Let $p:X \to S$ and $q:Y\to S$ be two objects in the category of ringed spaces over the ringed space
$S$, and let $f:X \to Y$ be a morphism over $S$.
Given a sheaf $\mathcal{F}$ of $\mathcal{O}_Y$-modules, there are at least
two different ways to produce a morphism
$$
q_*\mathcal{F} \to p_*f^*\mathcal{F}
$$
of sheaves of $\mathcal{O}_S$-modules by just using canonical operations. We could for instance
apply the adjunction unit for $(f^*, f_*)$ to $\mathcal{F}$, push the map forward to $S$
and then use the natural isomorphism $q_*f_* \simeq p_*$. That is
$$
\mathcal{F} \to f_*f^*\mathcal{F}
$$
$$
q_*\mathcal{F} \to q_*f_*f^*\mathcal{F}
$$
$$
q_*\mathcal{F} \to p_*f^*\mathcal{F}.
$$
On the other hand, we could start by applying the adjunction co-unit for $(q^*, q_*)$,
pull it back to $X$, use the natural isomorpism $f^*q^* \simeq p^*$ and finally use the
adjuncton $(p^*, p_*)$ to produce a morphism of $\mathcal{O}_S$-modules.

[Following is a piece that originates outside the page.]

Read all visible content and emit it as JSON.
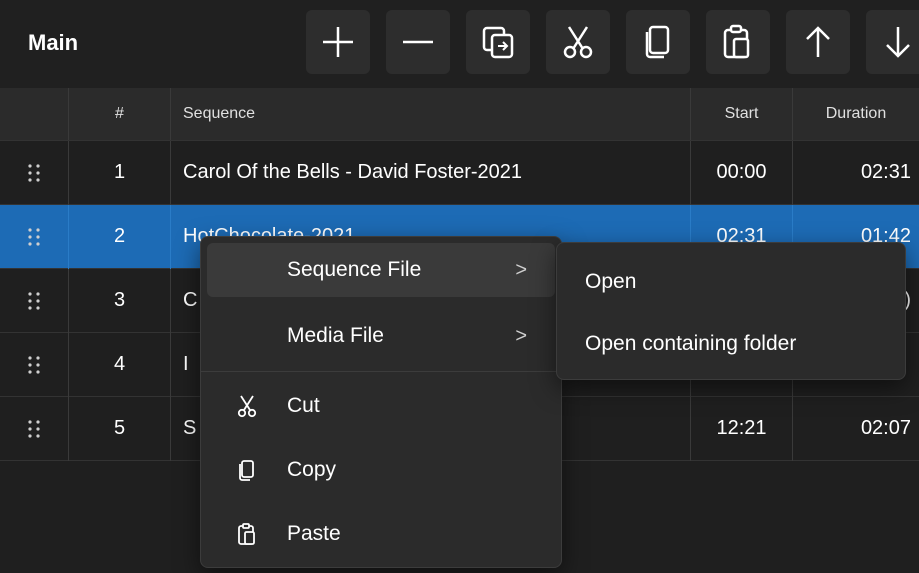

That is
$$
q^*q_*\mathcal{F} \to \mathcal{F}
$$
$$
f^*q^*q_*\mathcal{F} \to f^*\mathcal{F}
$$
$$
p^*q_*\mathcal{F} \to f^*\mathcal{F}
$$
$$
q_*\mathcal{F} \to p_*f^*\mathcal{F}.
$$
In this case we get the same map (something which at least I find tedious to check; but I might be thinking of it in the wrong way).
My question is:
Is there a general coherence result which frees us from checking such equalities case by case, just as in the case of for instance symmetric monoidal categories. I'm thinking of something like: Start with a commutative diagram of ringed spaces and a map of sheaves of modules over one of the spaces. Is any map produced from this map, by just applying push-forwards and pull-backs and using adjunctions, uniquely determined by the strings of symbols in the domain and co-domain of the new map?
(One could probably state a similar question where we throw the tensor product into the mix of canonical operations.)